Louis James Calvert (25 November 1859 – 18 July 1923) was a British stage and early film actor of the late 19th and early 20th centuries and an actor-manager. He is perhaps best remembered today for having created roles in plays by George Bernard Shaw and for appearing in King John (1899), the earliest known example of any film based on Shakespeare,
Calvert was born in Manchester, Lancashire one of eight children, and the third son, of the actors Charles Alexander Calvert and his wife Adelaide Calvert (baptised April 1836 - died 20 September 1921). He was educated privately in Manchester and in Germany. Although actively discouraged by his parents from taking up acting as a career, Louis Calvert made his theatrical debut in Natal in South Africa in 1878 before moving on to appear in Australia and then returning to Great Britain in 1880. During the 1880s he trained at Sarah Thorne's School of Acting at Margate, Kent, and went on to appear with Henry Irving at the Lyceum Theatre in London and toured with Lillie Langtry in the United States.

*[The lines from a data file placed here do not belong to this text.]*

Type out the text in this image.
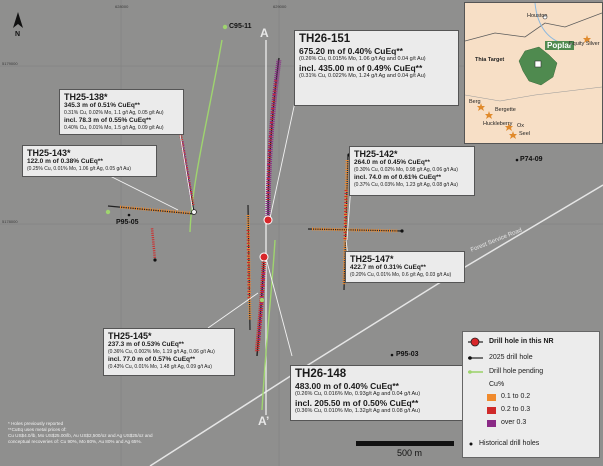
628000	629000
5179000
5178000
N	A
A’
C95-11
P74-09
P95-05
P95-03
Forest Service Road
TH26-151
675.20 m of 0.40% CuEq**
(0.26% Cu, 0.015% Mo, 1.06 g/t Ag and 0.04 g/t Au)
incl. 435.00 m of 0.49% CuEq**
(0.31% Cu, 0.022% Mo, 1.24 g/t Ag and 0.04 g/t Au)
TH25-138*
345.3 m of 0.51% CuEq**
0.31% Cu, 0.02% Mo, 1.1 g/t Ag, 0.05 g/t Au)
incl. 78.3 m of 0.55% CuEq**
0.40% Cu, 0.01% Mo, 1.5 g/t Ag, 0.09 g/t Au)
TH25-143*
122.0 m of 0.38% CuEq**
(0.25% Cu, 0.01% Mo, 1.06 g/t Ag, 0.05 g/t Au)
TH25-142*
264.0 m of 0.45% CuEq**
(0.30% Cu, 0.02% Mo, 0.98 g/t Ag, 0.06 g/t Au)
incl. 74.0 m of 0.61% CuEq**
(0.37% Cu, 0.03% Mo, 1.23 g/t Ag, 0.08 g/t Au)
TH25-147*
422.7 m of 0.31% CuEq**
(0.20% Cu, 0.01% Mo, 0.6 g/t Ag, 0.03 g/t Au)
TH25-145*
237.3 m of 0.53% CuEq**
(0.36% Cu, 0.002% Mo, 1.19 g/t Ag, 0.06 g/t Au)
incl. 77.0 m of 0.57% CuEq**
(0.43% Cu, 0.01% Mo, 1.48 g/t Ag, 0.09 g/t Au)
TH26-148
483.00 m of 0.40% CuEq**
(0.26% Cu, 0.016% Mo, 0.93g/t Ag and 0.04 g/t Au)
incl. 205.50 m of 0.50% CuEq**
(0.36% Cu, 0.010% Mo, 1.32g/t Ag and 0.08 g/t Au)
Houston
Poplar
Thia Target
Equity Silver
Berg
Bergette
Huckleberry Ox
Seel
Drill hole in this NR
2025 drill hole
Drill hole pending
Cu%
0.1 to 0.2
0.2 to 0.3
over 0.3
Historical drill holes
* Holes previously reported
**CuEq uses metal prices of:
Cu US$4.0/lb, Mo US$25.00/lb, Au US$2,500/oz and Ag US$25/oz and
conceptual recoveries of: Cu 90%, Mo 80%, Au 80% and Ag 65%.
500 m
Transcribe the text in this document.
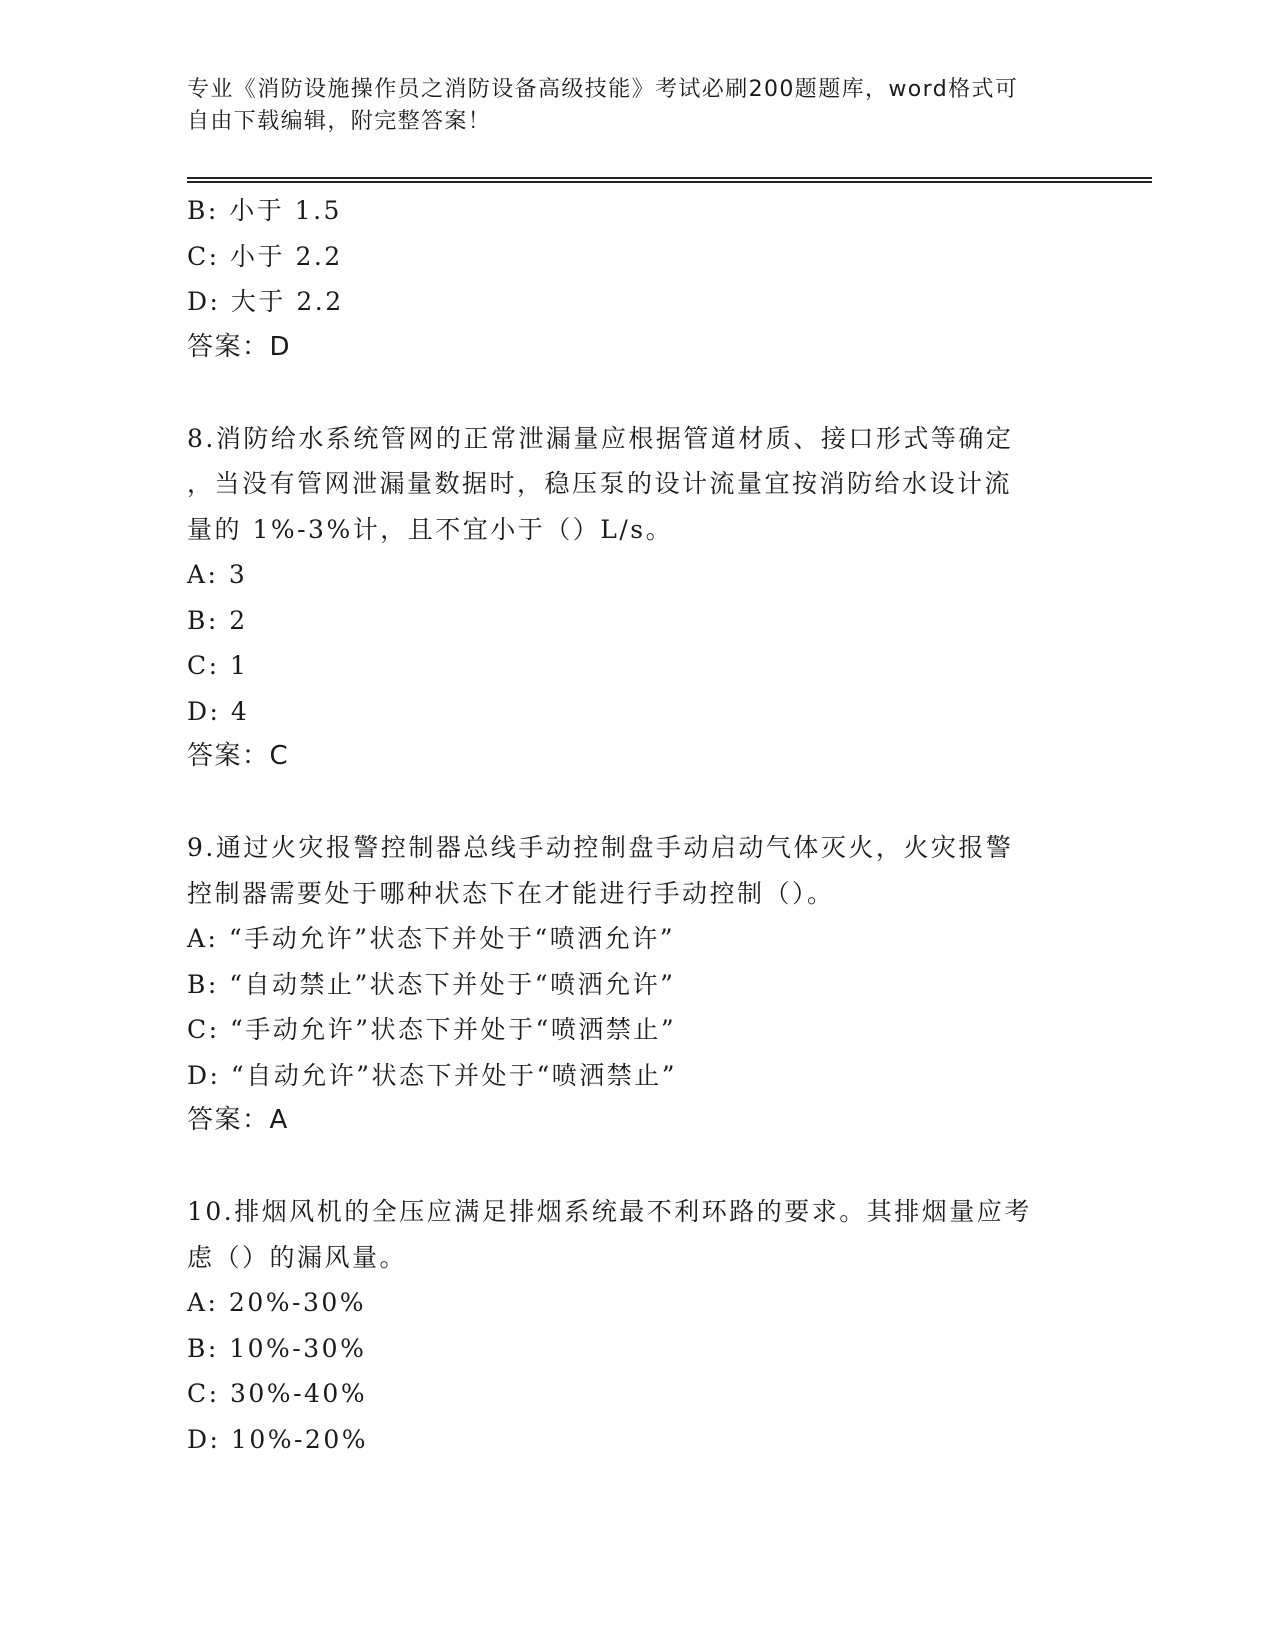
专业《消防设施操作员之消防设备高级技能》考试必刷200题题库，word格式可
自由下载编辑，附完整答案！
B: 小于 1.5
C: 小于 2.2
D: 大于 2.2
答案：D
8.消防给水系统管网的正常泄漏量应根据管道材质、接口形式等确定
，当没有管网泄漏量数据时，稳压泵的设计流量宜按消防给水设计流
量的 1%-3%计，且不宜小于（）L/s。
A: 3
B: 2
C: 1
D: 4
答案：C
9.通过火灾报警控制器总线手动控制盘手动启动气体灭火，火灾报警
控制器需要处于哪种状态下在才能进行手动控制（）。
A: “手动允许”状态下并处于“喷洒允许”
B: “自动禁止”状态下并处于“喷洒允许”
C: “手动允许”状态下并处于“喷洒禁止”
D: “自动允许”状态下并处于“喷洒禁止”
答案：A
10.排烟风机的全压应满足排烟系统最不利环路的要求。其排烟量应考
虑（）的漏风量。
A: 20%-30%
B: 10%-30%
C: 30%-40%
D: 10%-20%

He played Mark Antony to Frank Benson's Julius Caesar, and for the Manchester Committee of the Independent Theatre Society he staged and produced an Elizabethan-style version of Richard II in 1895. This innovative production brought Calvert to the attention of actor-manager Herbert Beerbohm Tree, who made him co-producer of his production of Henry IV, Part 1 at the Haymarket Theatre in May 1896, and again with Julius Caesar at Her Majesty's Theatre in January 1898. He appeared in Ben Greet's 1897 production of Macbeth at the Olympic Theatre. He appeared as Casca in Tree's 1899 production Julius Caesar, and as Cardinal Pandulf in The Life and Death of King John in the same year, which was filmed as King John (1899), the earliest known example of any film based on Shakespeare. For Herbert Beerbohm Tree at the Haymarket Theatre Calvert played Francis Flute in A Midsummer Night's Dream in 1900, and Dogberry in Much Ado About Nothing in 1905. Of Calvert's interpretation of Dogberry, George Bernard Shaw wrote in the Saturday Review: "To Mr Calvert [the dialogue] is as natural as his native speech; he makes it clear, expressive and vivid without the least preoccupation."